Nanocatalysis leverages materials with dimensions on the nanometer scale to drive catalytic processes. These materials exhibit unique properties, driven by their high surface area-to-volume ratio and nano/quantum size effects. However, nanocatalytic processes are still limited by inefficient energy conversion, poor catalyst-reactant interactions especially at dilute concentration, and weak intrinsic catalytic activities. Here, we are interested in exploring novel nanocatalytic designs, spanning from individual particles to ensembles, to realize efficient photocatalysis, electrocatalysis, and photoelectrocatalysis. These emerging designs hold tremendous promise for transforming energy and environmental technologies, providing sustainable solutions to pressing societal challenges such as energy resource depletion, climate change, and pollution. Our group employs three primary approaches to achieve efficient nanocatalysis.

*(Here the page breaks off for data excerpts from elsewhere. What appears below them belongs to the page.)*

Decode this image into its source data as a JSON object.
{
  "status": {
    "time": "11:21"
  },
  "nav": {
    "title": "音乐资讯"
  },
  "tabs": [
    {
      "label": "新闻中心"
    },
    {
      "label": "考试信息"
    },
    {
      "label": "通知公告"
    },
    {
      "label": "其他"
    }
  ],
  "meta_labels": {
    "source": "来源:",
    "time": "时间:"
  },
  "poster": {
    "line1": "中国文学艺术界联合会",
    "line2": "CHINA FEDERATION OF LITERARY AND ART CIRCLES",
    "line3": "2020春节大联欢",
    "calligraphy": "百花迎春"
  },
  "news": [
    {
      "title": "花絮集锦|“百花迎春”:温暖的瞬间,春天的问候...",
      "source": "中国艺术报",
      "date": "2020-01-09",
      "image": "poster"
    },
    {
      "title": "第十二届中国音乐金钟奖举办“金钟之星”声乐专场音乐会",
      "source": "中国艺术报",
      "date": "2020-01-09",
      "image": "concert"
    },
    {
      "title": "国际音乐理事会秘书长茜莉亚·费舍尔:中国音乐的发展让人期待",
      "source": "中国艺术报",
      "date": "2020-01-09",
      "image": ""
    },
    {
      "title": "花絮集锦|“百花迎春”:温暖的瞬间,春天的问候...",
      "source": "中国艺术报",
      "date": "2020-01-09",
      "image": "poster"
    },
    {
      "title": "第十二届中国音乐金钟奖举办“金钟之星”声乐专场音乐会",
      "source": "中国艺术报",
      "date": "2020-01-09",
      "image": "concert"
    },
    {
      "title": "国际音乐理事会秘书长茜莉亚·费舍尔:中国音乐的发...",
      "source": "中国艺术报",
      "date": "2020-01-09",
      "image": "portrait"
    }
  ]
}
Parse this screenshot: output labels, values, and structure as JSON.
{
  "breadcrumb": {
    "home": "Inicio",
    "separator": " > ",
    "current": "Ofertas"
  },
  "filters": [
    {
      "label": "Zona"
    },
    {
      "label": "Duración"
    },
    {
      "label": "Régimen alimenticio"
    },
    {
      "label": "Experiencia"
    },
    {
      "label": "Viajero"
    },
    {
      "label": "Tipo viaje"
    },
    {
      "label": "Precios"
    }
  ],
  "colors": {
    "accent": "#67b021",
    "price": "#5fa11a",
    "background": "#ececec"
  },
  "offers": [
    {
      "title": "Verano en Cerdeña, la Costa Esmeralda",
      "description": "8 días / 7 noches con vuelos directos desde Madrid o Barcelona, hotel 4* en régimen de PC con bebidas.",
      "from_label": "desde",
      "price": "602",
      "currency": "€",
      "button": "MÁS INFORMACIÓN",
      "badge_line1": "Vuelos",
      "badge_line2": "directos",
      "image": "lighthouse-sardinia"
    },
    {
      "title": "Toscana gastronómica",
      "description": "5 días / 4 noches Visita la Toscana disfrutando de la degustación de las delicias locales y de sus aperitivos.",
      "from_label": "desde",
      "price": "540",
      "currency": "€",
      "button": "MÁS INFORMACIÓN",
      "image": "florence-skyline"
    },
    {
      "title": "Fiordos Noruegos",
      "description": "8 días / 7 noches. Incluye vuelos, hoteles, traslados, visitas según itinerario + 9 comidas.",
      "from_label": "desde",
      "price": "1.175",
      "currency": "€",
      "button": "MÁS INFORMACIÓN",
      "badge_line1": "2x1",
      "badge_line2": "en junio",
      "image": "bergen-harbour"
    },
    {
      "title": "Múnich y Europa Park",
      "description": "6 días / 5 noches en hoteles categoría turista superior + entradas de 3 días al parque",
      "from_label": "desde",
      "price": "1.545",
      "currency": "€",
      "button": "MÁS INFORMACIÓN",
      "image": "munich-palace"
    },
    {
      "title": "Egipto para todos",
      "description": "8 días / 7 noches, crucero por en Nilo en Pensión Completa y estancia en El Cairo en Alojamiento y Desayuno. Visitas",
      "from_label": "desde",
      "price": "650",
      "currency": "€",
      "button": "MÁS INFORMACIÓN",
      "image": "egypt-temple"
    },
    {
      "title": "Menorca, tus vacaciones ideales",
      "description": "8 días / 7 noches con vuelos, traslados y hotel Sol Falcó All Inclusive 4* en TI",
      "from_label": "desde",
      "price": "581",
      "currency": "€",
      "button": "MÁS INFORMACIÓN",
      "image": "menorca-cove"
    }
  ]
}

Material properties are usually modulated and enhanced by controlling their chemical, physical, and structural characteristics. However, these conventional material-based approaches have limitations, capping material performance. Here, our focus in on integrating functional molecules onto material surfaces to explore their impact on interactions with the surrounding chemical environment (e.g., water hydrogen bonding network if immersed in water). Our unique approach manipulates material-environment interactions directly at the point-of-contact, promising a performance boost beyond intrinsic material properties. We envision the parallel advancement in (1) functional surface chemistry and (2) materials engineering is crucial for accelerating progress in various applications, such as photothermal steam generation and green chemical fuel production.